From the earliest days of the pandemic, researchers knew that people with COVID-19 could spread the disease before they developed symptoms and even if they never felt sick.
A study published in Journal of the American Medical Association Thursday quantifies how many new cases are transmitted from asymptomatic people: at least 50%.
The results of the echo estimate that the Centers for Disease Control and Prevention provided in November, when the agency said asymptomatic people were “estimated to account for more than 50% of transmissions.”
Jay Butler, deputy director of infectious disease at the CDC and lead author of the new study, said the findings reinforce the importance of following public health guidelines regarding wearing and distancing the mask.
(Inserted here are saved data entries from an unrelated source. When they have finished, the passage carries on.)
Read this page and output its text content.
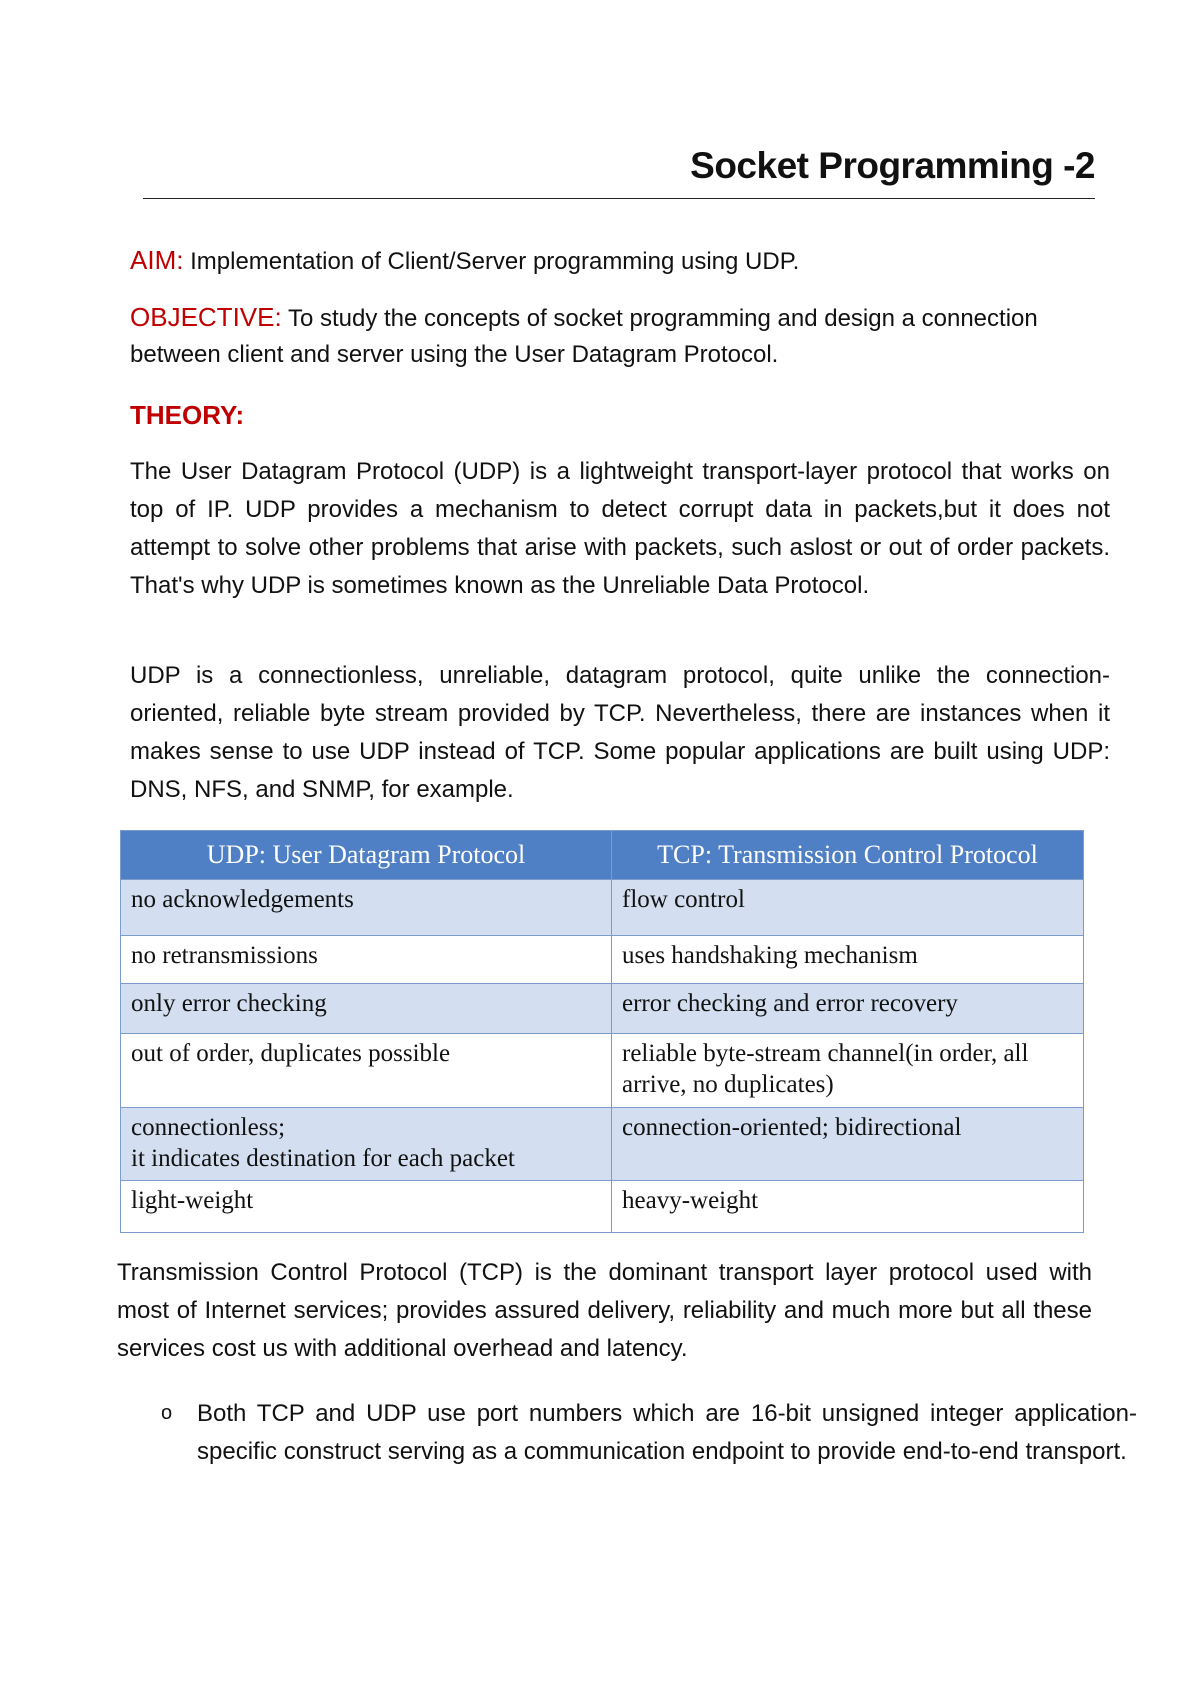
Socket Programming -2
AIM: Implementation of Client/Server programming using UDP.
OBJECTIVE: To study the concepts of socket programming and design a connection
between client and server using the User Datagram Protocol.
THEORY:
The User Datagram Protocol (UDP) is a lightweight transport-layer protocol that works on top of IP. UDP provides a mechanism to detect corrupt data in packets,but it does not attempt to solve other problems that arise with packets, such aslost or out of order packets. That's why UDP is sometimes known as the Unreliable Data Protocol.
UDP is a connectionless, unreliable, datagram protocol, quite unlike the connection-oriented, reliable byte stream provided by TCP. Nevertheless, there are instances when it makes sense to use UDP instead of TCP. Some popular applications are built using UDP: DNS, NFS, and SNMP, for example.
UDP: User Datagram Protocol	TCP: Transmission Control Protocol

no acknowledgements	flow control

no retransmissions	uses handshaking mechanism

only error checking	error checking and error recovery

out of order, duplicates possible	reliable byte-stream channel(in order, all
arrive, no duplicates)

connectionless;
it indicates destination for each packet	connection-oriented; bidirectional

light-weight	heavy-weight
Transmission Control Protocol (TCP) is the dominant transport layer protocol used with most of Internet services; provides assured delivery, reliability and much more but all these services cost us with additional overhead and latency.
o Both TCP and UDP use port numbers which are 16-bit unsigned integer application-specific construct serving as a communication endpoint to provide end-to-end transport.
“There was still some controversy over the value of community mitigation – face masks, social distance and hand hygiene – to limit the spread,” Butler told Business Insider. This study demonstrates that while symptom screening may have some value, mitigation, as well as strategically planned testing of people in a given setting, will be of significant benefit.
For the study, the researchers modeled potential COVID-19 transmitters into three groups: pre-symptomatic (people who had no symptoms yet), never symptomatic and symptomatic.
The researchers then modeled how much each COVID-19 group would transmit based on the day people were most infectious. Initially, they assumed that people in all groups would be most infectious five days after coronavirus exposure. This is what the researchers found to be the median incubation period – the length of time it takes for most people to develop symptoms after exposure.
The model initially assumed that 30 percent of people were asymptomatic and that those individuals were 75 percent as infectious as people who had or would eventually have symptoms. Based on these hypotheses, the results suggested that asymptomatic individuals alone were responsible for 24 percent of infections.
The researchers also modeled scenarios in which peak infectivity occurred after three, four, six, and seven days and increased and decreased the percentage of asymptomatic individuals in the model, as well as their infectivity rate compared to other groups.
In most of these scenarios, it was found that people without symptoms (asymptomatic and presymptomatic) transmit at least 50% of new infections.
“The proportion of transmissions has generally remained above 50% in a wide range of core values,” Butler said, adding that the consistency of this finding was surprising.
Even in the most conservative estimate, in which the peak of infectivity came seven days after exposure and asymptomatic individuals accounted for 0% of transmission, the pre-symptomatic group continued to cause more than 25% of cases, according to the model.
Butler and his co-authors warned, however, that their model underestimates the actual percentage of asymptomatic COVID-19 cases because they calculated transmission rates if everyone should travel at random. But in reality, many restaurants and other units are analyzing fever and other symptoms to stop the entry of symptomatic people. In addition, many people with symptoms isolate themselves at home, making them even less likely to spread COVID-19 than people who feel healthy.